When people ask me how I'm faring in my IVF journey, I always say that the mental aspect of things is MUCH harder than the physical aspect. The mind game of waiting is a big part of that. I can shoot myself in the belly and butt with hormones until I'm blue from bruises, but I have a hard time relinquishing control and living with the unknown.
You see, I am an anesthesiologist.

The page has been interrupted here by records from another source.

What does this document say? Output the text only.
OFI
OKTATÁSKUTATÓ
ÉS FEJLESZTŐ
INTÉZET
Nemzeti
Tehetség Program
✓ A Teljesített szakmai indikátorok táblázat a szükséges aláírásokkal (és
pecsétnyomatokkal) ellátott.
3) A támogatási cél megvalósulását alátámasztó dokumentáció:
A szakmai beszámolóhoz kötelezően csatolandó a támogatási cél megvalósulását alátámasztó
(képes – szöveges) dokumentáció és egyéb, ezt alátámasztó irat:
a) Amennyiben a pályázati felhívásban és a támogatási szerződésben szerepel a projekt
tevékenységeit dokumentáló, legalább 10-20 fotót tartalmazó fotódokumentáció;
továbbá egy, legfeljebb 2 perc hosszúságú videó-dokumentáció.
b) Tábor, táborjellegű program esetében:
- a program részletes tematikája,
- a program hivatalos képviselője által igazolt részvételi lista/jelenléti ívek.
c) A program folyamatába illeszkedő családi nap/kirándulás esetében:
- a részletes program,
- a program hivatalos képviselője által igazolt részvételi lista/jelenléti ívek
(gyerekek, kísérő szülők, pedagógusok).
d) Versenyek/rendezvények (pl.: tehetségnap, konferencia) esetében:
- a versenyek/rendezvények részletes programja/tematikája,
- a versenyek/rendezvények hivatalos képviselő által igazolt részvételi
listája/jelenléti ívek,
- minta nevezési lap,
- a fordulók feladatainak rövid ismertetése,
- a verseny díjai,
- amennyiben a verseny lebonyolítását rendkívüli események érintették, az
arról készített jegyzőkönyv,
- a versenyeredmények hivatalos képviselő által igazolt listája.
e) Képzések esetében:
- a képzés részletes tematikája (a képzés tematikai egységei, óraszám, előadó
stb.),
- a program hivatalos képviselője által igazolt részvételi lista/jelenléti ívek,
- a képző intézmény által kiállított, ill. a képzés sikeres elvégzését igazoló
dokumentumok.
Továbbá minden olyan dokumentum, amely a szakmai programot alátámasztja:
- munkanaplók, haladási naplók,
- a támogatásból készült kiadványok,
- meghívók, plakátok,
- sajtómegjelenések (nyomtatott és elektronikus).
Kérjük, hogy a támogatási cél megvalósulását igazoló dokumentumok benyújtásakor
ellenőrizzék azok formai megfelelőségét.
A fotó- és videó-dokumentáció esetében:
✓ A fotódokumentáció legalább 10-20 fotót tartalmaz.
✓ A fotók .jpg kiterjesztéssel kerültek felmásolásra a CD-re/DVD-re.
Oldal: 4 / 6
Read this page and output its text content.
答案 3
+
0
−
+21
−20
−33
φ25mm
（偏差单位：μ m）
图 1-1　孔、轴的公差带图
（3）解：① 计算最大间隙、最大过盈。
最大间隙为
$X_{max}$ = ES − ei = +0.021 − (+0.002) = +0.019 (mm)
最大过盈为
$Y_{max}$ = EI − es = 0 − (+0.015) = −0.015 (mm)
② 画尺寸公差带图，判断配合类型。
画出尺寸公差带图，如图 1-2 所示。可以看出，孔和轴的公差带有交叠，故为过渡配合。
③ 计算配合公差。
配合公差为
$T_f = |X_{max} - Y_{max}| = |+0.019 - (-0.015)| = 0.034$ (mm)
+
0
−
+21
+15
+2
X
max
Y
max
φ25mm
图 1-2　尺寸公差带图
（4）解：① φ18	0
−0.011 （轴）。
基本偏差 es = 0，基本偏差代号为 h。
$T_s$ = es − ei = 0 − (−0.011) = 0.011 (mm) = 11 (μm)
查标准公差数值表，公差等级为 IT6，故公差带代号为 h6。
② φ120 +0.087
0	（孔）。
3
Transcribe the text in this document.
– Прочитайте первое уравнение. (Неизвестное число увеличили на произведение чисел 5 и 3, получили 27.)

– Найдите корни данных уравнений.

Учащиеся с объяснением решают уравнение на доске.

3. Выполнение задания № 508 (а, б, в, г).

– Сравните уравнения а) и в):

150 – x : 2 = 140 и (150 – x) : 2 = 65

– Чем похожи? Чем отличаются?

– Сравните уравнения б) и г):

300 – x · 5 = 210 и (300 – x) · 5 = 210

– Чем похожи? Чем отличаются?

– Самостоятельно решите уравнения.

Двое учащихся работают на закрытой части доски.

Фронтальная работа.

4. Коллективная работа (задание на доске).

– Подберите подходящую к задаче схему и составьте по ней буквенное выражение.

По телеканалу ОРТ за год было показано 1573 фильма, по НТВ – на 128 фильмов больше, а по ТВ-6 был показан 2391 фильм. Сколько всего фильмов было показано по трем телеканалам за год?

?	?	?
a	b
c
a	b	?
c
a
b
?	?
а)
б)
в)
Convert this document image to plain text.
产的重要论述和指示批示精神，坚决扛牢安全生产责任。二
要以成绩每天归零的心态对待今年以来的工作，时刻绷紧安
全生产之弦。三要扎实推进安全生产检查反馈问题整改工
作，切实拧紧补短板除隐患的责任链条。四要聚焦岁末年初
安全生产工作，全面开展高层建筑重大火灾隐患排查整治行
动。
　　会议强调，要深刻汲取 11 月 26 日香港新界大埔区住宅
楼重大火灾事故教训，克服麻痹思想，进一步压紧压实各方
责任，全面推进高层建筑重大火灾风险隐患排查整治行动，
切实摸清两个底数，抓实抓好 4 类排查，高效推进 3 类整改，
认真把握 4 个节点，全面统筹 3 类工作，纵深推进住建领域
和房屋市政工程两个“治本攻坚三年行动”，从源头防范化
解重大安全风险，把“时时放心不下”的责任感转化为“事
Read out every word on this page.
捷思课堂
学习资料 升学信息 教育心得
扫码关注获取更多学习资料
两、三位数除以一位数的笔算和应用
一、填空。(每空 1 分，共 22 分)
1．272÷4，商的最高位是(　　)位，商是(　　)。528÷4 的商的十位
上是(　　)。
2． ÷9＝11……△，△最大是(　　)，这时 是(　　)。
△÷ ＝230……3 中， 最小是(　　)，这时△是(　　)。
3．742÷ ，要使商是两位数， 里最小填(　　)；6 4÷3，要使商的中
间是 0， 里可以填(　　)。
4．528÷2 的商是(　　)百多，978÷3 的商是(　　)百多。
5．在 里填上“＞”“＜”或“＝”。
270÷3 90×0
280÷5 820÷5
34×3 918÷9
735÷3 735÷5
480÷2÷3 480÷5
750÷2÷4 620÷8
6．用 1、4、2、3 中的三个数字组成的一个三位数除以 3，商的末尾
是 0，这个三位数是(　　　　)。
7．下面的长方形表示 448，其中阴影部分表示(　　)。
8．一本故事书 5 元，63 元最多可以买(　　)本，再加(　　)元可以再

My job substantially involves performing interventions that produce near-immediate results. I give a drug to induce anesthesia, and the patient jokingly says, "I'm going to fight it, doc!" or "Don't you have people count backwards? One hundrrrr..." Boom. They're out cold. I always win. In the middle of a case when the heart rate gets too high or the blood pressure goes too low, I give a drug and within seconds things are back to normal. I'm used to seeing the direct results of my actions.
This is not the case for many other doctors, and it is definitely a reason that some people end up choosing anesthesia or surgery or possibly emergency medicine over other specialties. If you are a general practice doctor seeing a patient in a clinic and you prescribe a new medication or ask them to try some new behavior in regards to their health, you must then send them home with instructions and wait to get the results at the next visit. Changes happen over a much longer timeframe. Even my husband, who is a patent lawyer, submits a new patent application and then must wait months to hear back from the US Patent Office regarding its status.
The other thing is, we have to wait for things in life all the time. When we are going on vacation, we cannot (yet) be immediately transported through thin air to our destination like Star Trek characters. We must wait in lines at airports or spend time driving to the desired location. We set out to change our diets or exercise more, and the results of our personal experiments do not show up overnight; they take months to manifest.
We might get a negative IVF result and then have to wait 2-3 months to try the whole thing again. And this might happen multiple times, accumulating into a period of months or years of waiting. Maybe we do get pregnant, but then we have to wait 9 months for the baby to arrive. A child is born, and we do not immediately plan out his life path; 18 or so years go by while he is growing into his future adult self.
I suppose performing anesthesia, which occupies a significant portion of my life yet is the exception to the rule that outcomes of interventions are rarely immediately known, has skewed my view of time. I'd better adjust my attitude about this waiting thing!